La religione e la politica sono troppo importanti per lasciarle in mano agli addetti ai lavori.
Il sesto giorno Dio creò l’uomo a sua immagine, poi Dio il Signore disse: Non è bene che l’uomo sia solo; io gli farò un aiuto che sia adatto a lui. Allora Dio il Signore fece cadere un profondo sonno sull’uomo, che si addormentò; prese una delle costole di lui e con la costola che aveva tolto all’uomo, formò la donna. (Genesi).Il settimo giorno Dio compì l’opera e si riposò con un profondo sonno ristoratore. Mentre Dio dormiva, il Maligno, per fargli un dispetto, fece una grande quantità di cloni della donna. Per questo chi ha la fortuna di avere per compagna una donna creata da Dio ha una vita serena e felice, piena di gioie; chi invece ha la sfortuna di avere una donna clonata dal Maligno, avrà una vita infernale, piena di dolori e disgrazie.

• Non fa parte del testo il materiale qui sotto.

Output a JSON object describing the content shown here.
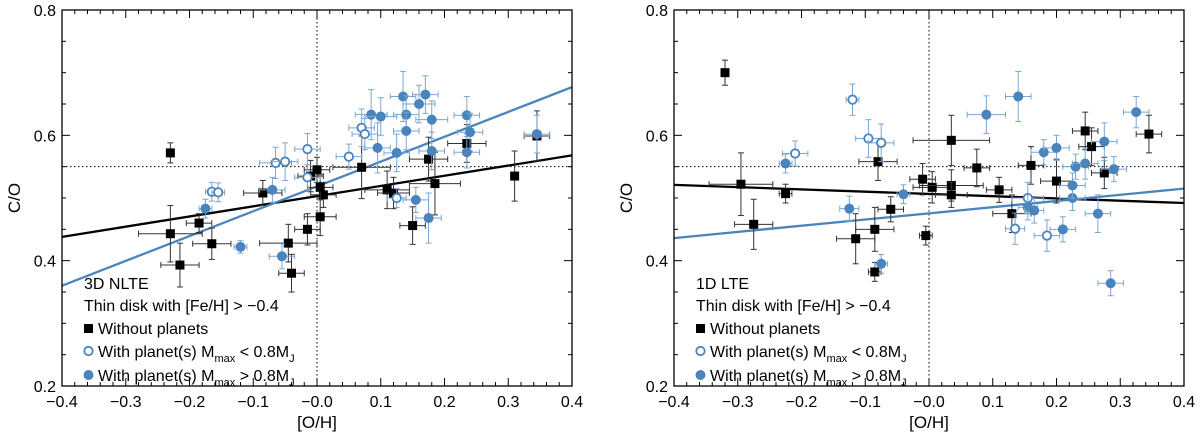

Una volta in risposta alla domanda: “Lei crede nel Dio di Spinoza?”, Einstein rispose così: “Non posso rispondere con un semplice sì o no. Io non sono ateo e non penso di potermi chiamare panteista. Noi siamo nella situazione di un bambino piccolo che entra in una vasta biblioteca riempita di libri scritti in molte lingue diverse. Il bambino sa che qualcuno deve aver scritto quei libri. Egli non conosce come. Il bambino sospetta che debba esserci un ordine misterioso nella sistemazione di quei libri, ma non conosce quale sia. Questo mi sembra essere il comportamento dell’essere umano più intelligente nei confronti di Dio. Noi vediamo un universo meravigliosamente ordinato che rispetta leggi precise, che possiamo però comprendere solo in modo oscuro. I nostri limitati pensieri non possono afferrare la forza misteriosa che muove le costellazioni. Mi affascina il panteismo di Spinoza, ma ammiro ben di più il suo contributo al pensiero moderno, perché egli è il primo filosofo che tratta il corpo e l’anima come un’unità e non come due cose separate”.
Se Dio esistesse veramente tutti quei casini, quelle brutte cose e schifose di questo mondo non sarebbero dovute accadere. Forse esiste, se ne sta lassù, lì a guardarci disperato. C’è chi fa o dichiara guerra in nome di Dio. Suo figlio si è fatto uccidere. A questo punto penserà “dopo duemila anni ancora non avete capito niente”.
Ho sentito troppo spesso parlare di Dio senza Dio nel cuore.
Per il Signore non sono necessarie tante parole, ma un affidamento pieno di fiducia e di speranza.
A volte non basta neppure Dio, per salvarci da noi stessi.